This ancient map served as an administrative tool for one of the largest empires in history.
Imagining ancient Rome
What did the ancient city of Rome look like? What was it like to walk through Rome’s streets? Did the ancient city resemble the Rome that we know today? For centuries, this set of questions occupied the attention of artists and scholars, ranging from engravers like Giovanni Battista Piranesi who produced “views” and a map of the ruined state of ancient Rome (above), to mapmakers like Giambattista Nolli whose famous map of the city was produced in the time of Pope Benedict XIV (1748), to archaeological plans like the Forma Urbis Romae produced by Rodolfo Lanciani at the end of the nineteenth century. One thing that Piranesi, Nolli, and Lanciani had in common was an awareness of the fragmentary remains of a much older depiction of the city’s layout, the so-called “Severan marble plan” that dates to the third century C.E.
The Severan marble plan of Rome (also known as the Forma Urbis Romae) was a carved plan of the city of Rome produced during the first decade of the third century C.E. and mounted on a wall of the Temple of Peace in Rome. Rendered at a scale of approximately 1 to 240, the Severan marble plan was engraved on 150 marble slabs and originally measured approximately 60 by 43 feet (18.1 by 13 meters). The orientation of the map itself would seem at odds with our twenty-first century north-oriented outlook—the Severan marble plan was oriented with south at the top. The plan is a detailed and intricate undertaking, with building layouts shown for the city of Rome—including temples, public buildings, public baths, houses, and the housing blocks (insulae) of the city. Interior details such as columns and staircases are also indicated, and some complexes—particularly notable public ones—are labeled.
Only fragments remain
After antiquity, the marble plan disappeared—the metal clamps that affixed it to the wall were likely robbed and the slabs simply collapsed to the ground. The first recorded rediscovery of the Severan marble plan was in 1562 when Giovanni Antonio Dosio excavated fragments near the sixth-century basilica church of Santi Cosma e Damiano. The basilica incorporates former architectural elements of the ancient Temple of Peace that had originally been built by the emperor Vespasian in the 70s C.E. The fragments were passed between multiple sixteenth-century collectors, but there was little interest in examining them closely at that time. But in 1741, the fragments became property of the city of Rome and were subsequently studied and drawn by scholars and artists, including Piranesi, and research continued throughout the nineteenth and twentieth centuries. Additional fragments were discovered in 1999 and others have appeared sporadically since then. In all only approximately 1,186 fragments of the original plan (only about 10-15%) are known to survive.

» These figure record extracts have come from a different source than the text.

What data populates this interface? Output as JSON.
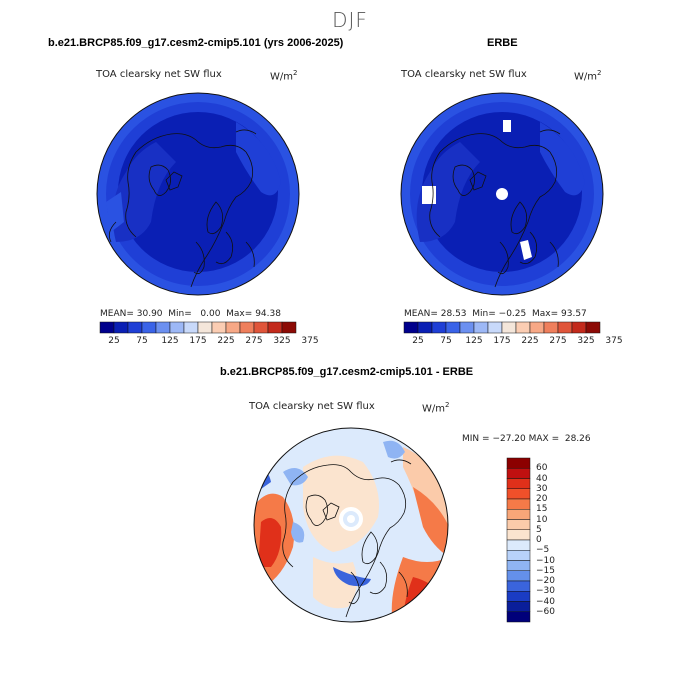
{
  "season": "DJF",
  "panels": [
    {
      "title": "b.e21.BRCP85.f09_g17.cesm2-cmip5.101 (yrs 2006-2025)",
      "variable": "TOA clearsky net SW flux",
      "units_base": "W/m",
      "units_exp": "2",
      "stats": {
        "mean_label": "MEAN=",
        "mean": "30.90",
        "min_label": "Min=",
        "min": "0.00",
        "max_label": "Max=",
        "max": "94.38"
      }
    },
    {
      "title": "ERBE",
      "variable": "TOA clearsky net SW flux",
      "units_base": "W/m",
      "units_exp": "2",
      "stats": {
        "mean_label": "MEAN=",
        "mean": "28.53",
        "min_label": "Min=",
        "min": "−0.25",
        "max_label": "Max=",
        "max": "93.57"
      }
    }
  ],
  "diff_panel": {
    "title": "b.e21.BRCP85.f09_g17.cesm2-cmip5.101 - ERBE",
    "variable": "TOA clearsky net SW flux",
    "units_base": "W/m",
    "units_exp": "2",
    "minmax": {
      "min_label": "MIN =",
      "min": "−27.20",
      "max_label": "MAX =",
      "max": "28.26"
    }
  },
  "colorbar_top": {
    "ticks": [
      "25",
      "75",
      "125",
      "175",
      "225",
      "275",
      "325",
      "375"
    ],
    "colors": [
      "#00008c",
      "#0a1fb4",
      "#1f3fd6",
      "#3a63e8",
      "#6c90f0",
      "#9db8f6",
      "#c8d9fa",
      "#f4e6da",
      "#fbcdb3",
      "#f7a886",
      "#ef7f5c",
      "#e0553a",
      "#c32a1c",
      "#8c0a05"
    ]
  },
  "colorbar_diff": {
    "ticks": [
      "60",
      "40",
      "30",
      "20",
      "15",
      "10",
      "5",
      "0",
      "−5",
      "−10",
      "−15",
      "−20",
      "−30",
      "−40",
      "−60"
    ],
    "colors": [
      "#8c0000",
      "#c01010",
      "#e0301a",
      "#f0502a",
      "#f57a48",
      "#f8a678",
      "#fbcbaa",
      "#fbe4cf",
      "#dceafc",
      "#b8d2fa",
      "#8fb4f3",
      "#6490ea",
      "#3a64dc",
      "#1a3cc4",
      "#0a1e9a",
      "#00007a"
    ]
  }
}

The conjectural restoration of the fragments (above) suggests that the viewer would have been presented with an urban panorama in plan view, complete with miniscule details. What purpose the plan served, however, remains an open question for scholars. It is likely that the official offices for the government of the city of Rome during the imperial period occupied rooms next to the wall where the marble plan was hung, suggesting that it may have had an official, administrative function. Its scale and location, however, call it into question as a practical, useful object. The marble plan may have served a more representative function, placing it in line with painted and carved landscape views—both fantastical and realistic—known from other examples of Roman art.
Whatever its original use, the marble plan provokes and stimulates the imagination of the viewer: those who have studied the fragments have drawn enormous inspiration from this view of the city. The fragments influenced Lanciani’s creation of his own archaeological map of Rome (Forma Urbis Romae, 1893-1901), which in turn strongly influenced Italo Gismondi and his team as they designed and built the famous model of Rome (Plastico di Roma antica) first exhibited at Rome in 1937 (now in the Museo della Civiltà Romana, Rome). Gismondi’s model still strongly influences views of what ancient Rome looked like, revealing a continued interest in the question of how one might imagine the ancient city.